Devices can be expensive, making it a pretty big investment for some training facilities.
That said, we have amazing VBT devices at SimpliFaster that range from budget-friendly (like the Enode Pro) to elite (like the GymAware Powertool 8 unit kit).
2. Learning Curve
Properly implementing VBT into your training requires a certain level of expertise.
Coaches and trainers need to understand how to use the equipment and interpret the data correctly—this learning curve can be a barrier for some people, especially if you’re not familiar with technology-based training methods.
That said, there are great guides online that show you how to use these devices and methods.
3. Potential for Data Overload
While the data provided by VBT is valuable, it can also be overwhelming.
Coaches need to be able to sift through the information and focus on the most relevant metrics.
Without proper data management, you might risk getting bogged down by too much information.
Now, practice makes perfect, and most VBT devices use apps these days that make sifting through the data pretty easy.
4. Dependency on Technology
Another disadvantage of velocity-based training is the dependency on technology.
If the equipment fails or malfunctions, it can disrupt the training process.
Coaches and athletes need to have plans in place in case that happens—and you can always fall back on your own training principles!
Conclusion
Velocity-based training offers many benefits that can really improve athletic performance.
From precise training adjustments to data-driven progress to improved recovery and motivation, the benefits of velocity-based training are definitely something to consider.
Personally, I think the pros far outweigh the cons…
Improve Athletic Performance with SimpliFaster
At SimpliFaster, we’re dedicated to providing the best tools and resources to help coaches, trainers, and athletes achieve their goals.
Whether you want to try VBT or explore other training methodologies, we have a wide range of products and educational resources that will support you in your journey.
FAQs
Is velocity-based training worth it?
Velocity-based training is worth it for athletes and coaches who want precise adjustments to their training load and intensity. It’s also great if overtraining and fatigue are a concern.
What are the benefits of VBT?
The benefits of VBT include accurate load adjustments, improved performance tracking, raised athlete motivation, reduced risk of overtraining, better accommodation of daily fluctuations in strength and fatigue, and the ability to match training to specific velocity zones.
Why is intent important in velocity-based training?
Intent is important in VBT because it gets athletes executing their lifts with maximum effort and speed. High intent leads to more accurate velocity measurements.
What kind of technology does velocity-based training use?

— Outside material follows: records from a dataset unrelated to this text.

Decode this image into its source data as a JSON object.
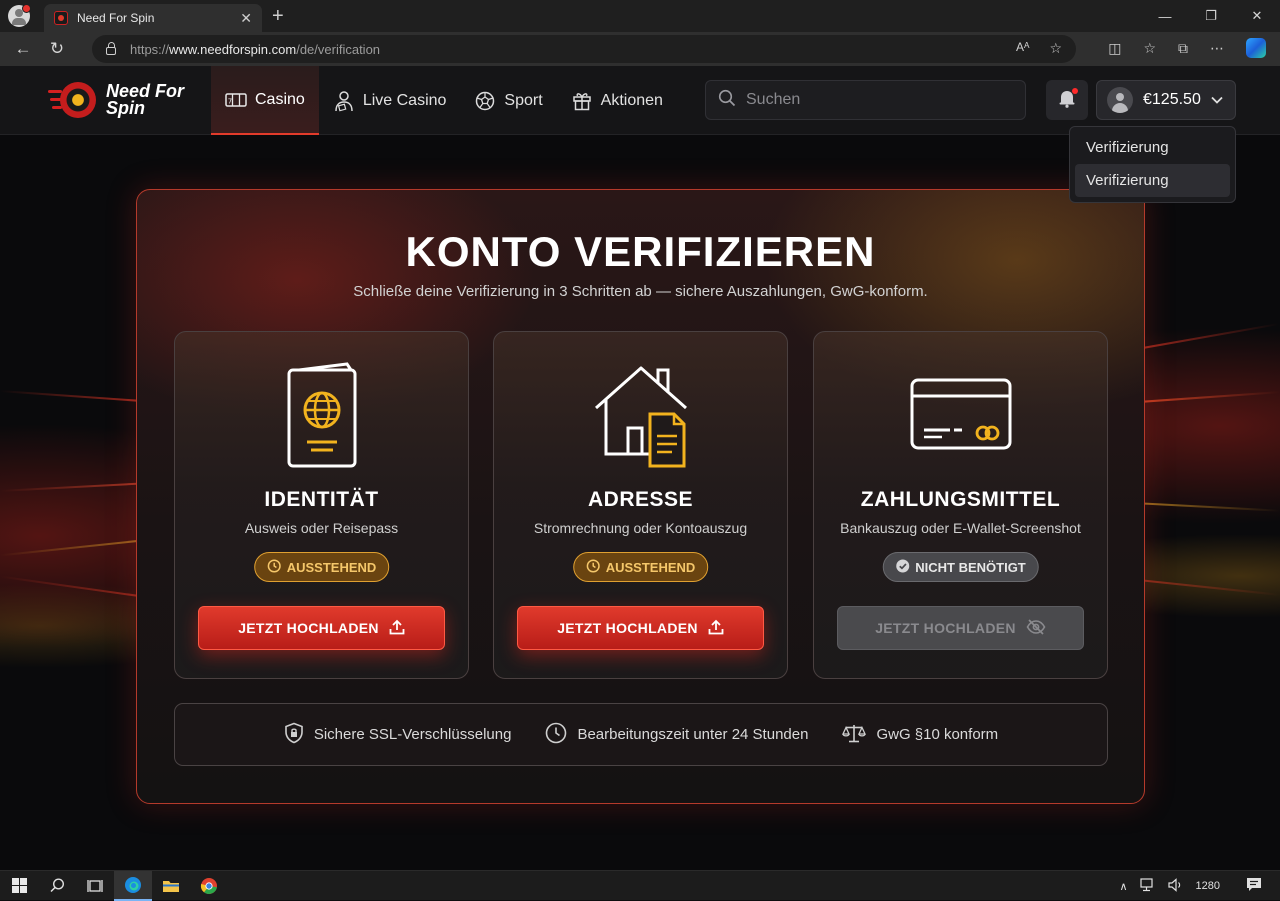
{
  "browser": {
    "tab_title": "Need For Spin",
    "url_proto": "https://",
    "url_host": "www.needforspin.com",
    "url_path": "/de/verification"
  },
  "site": {
    "logo_line1": "Need For",
    "logo_line2": "Spin",
    "nav": [
      {
        "label": "Casino",
        "icon": "slot-machine-icon",
        "active": true
      },
      {
        "label": "Live Casino",
        "icon": "dealer-icon",
        "active": false
      },
      {
        "label": "Sport",
        "icon": "soccer-ball-icon",
        "active": false
      },
      {
        "label": "Aktionen",
        "icon": "gift-icon",
        "active": false
      }
    ],
    "search_placeholder": "Suchen",
    "balance": "€125.50",
    "dropdown": [
      "Verifizierung",
      "Verifizierung"
    ]
  },
  "verification": {
    "title": "KONTO VERIFIZIEREN",
    "subtitle": "Schließe deine Verifizierung in 3 Schritten ab — sichere Auszahlungen, GwG-konform.",
    "cards": [
      {
        "title": "IDENTITÄT",
        "subtitle": "Ausweis oder Reisepass",
        "status": "AUSSTEHEND",
        "button": "JETZT HOCHLADEN",
        "icon": "passport-icon"
      },
      {
        "title": "ADRESSE",
        "subtitle": "Stromrechnung oder Kontoauszug",
        "status": "AUSSTEHEND",
        "button": "JETZT HOCHLADEN",
        "icon": "house-document-icon"
      },
      {
        "title": "ZAHLUNGSMITTEL",
        "subtitle": "Bankauszug oder E-Wallet-Screenshot",
        "status": "NICHT BENÖTIGT",
        "button": "JETZT HOCHLADEN",
        "icon": "credit-card-icon"
      }
    ],
    "info": [
      "Sichere SSL-Verschlüsselung",
      "Bearbeitungszeit unter 24 Stunden",
      "GwG §10 konform"
    ]
  },
  "taskbar": {
    "clock": "1280"
  },
  "colors": {
    "accent_red": "#e03a2c",
    "pending_amber": "#e0a030",
    "icon_gold": "#f2b31e"
  }
}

VBT uses technology like linear position transducers, accelerometers, and velocity measurement devices to track the speed of lifts. These tools provide real-time data that helps adjust training loads and monitor performance.
What are examples of velocity-based training?
Examples of VBT include using a VBT device to measure the speed of a squat or bench press, and then adjusting the load based on the velocity zone for strength-speed or speed-strength. Other examples include tracking the velocity of Olympic lifts or plyometric exercises.
What is the main drawback of VBT?
The main drawback of VBT is the cost (and sometimes complexity) of the equipment needed to measure velocity accurately.
How to use velocity-based training?
Start by setting up a velocity measurement device on the exercise equipment (like a barbell if you’re squatting, for example). Perform a lift, and the device will measure the speed of the movement. Adjust the training load based on the velocity zone you want to target.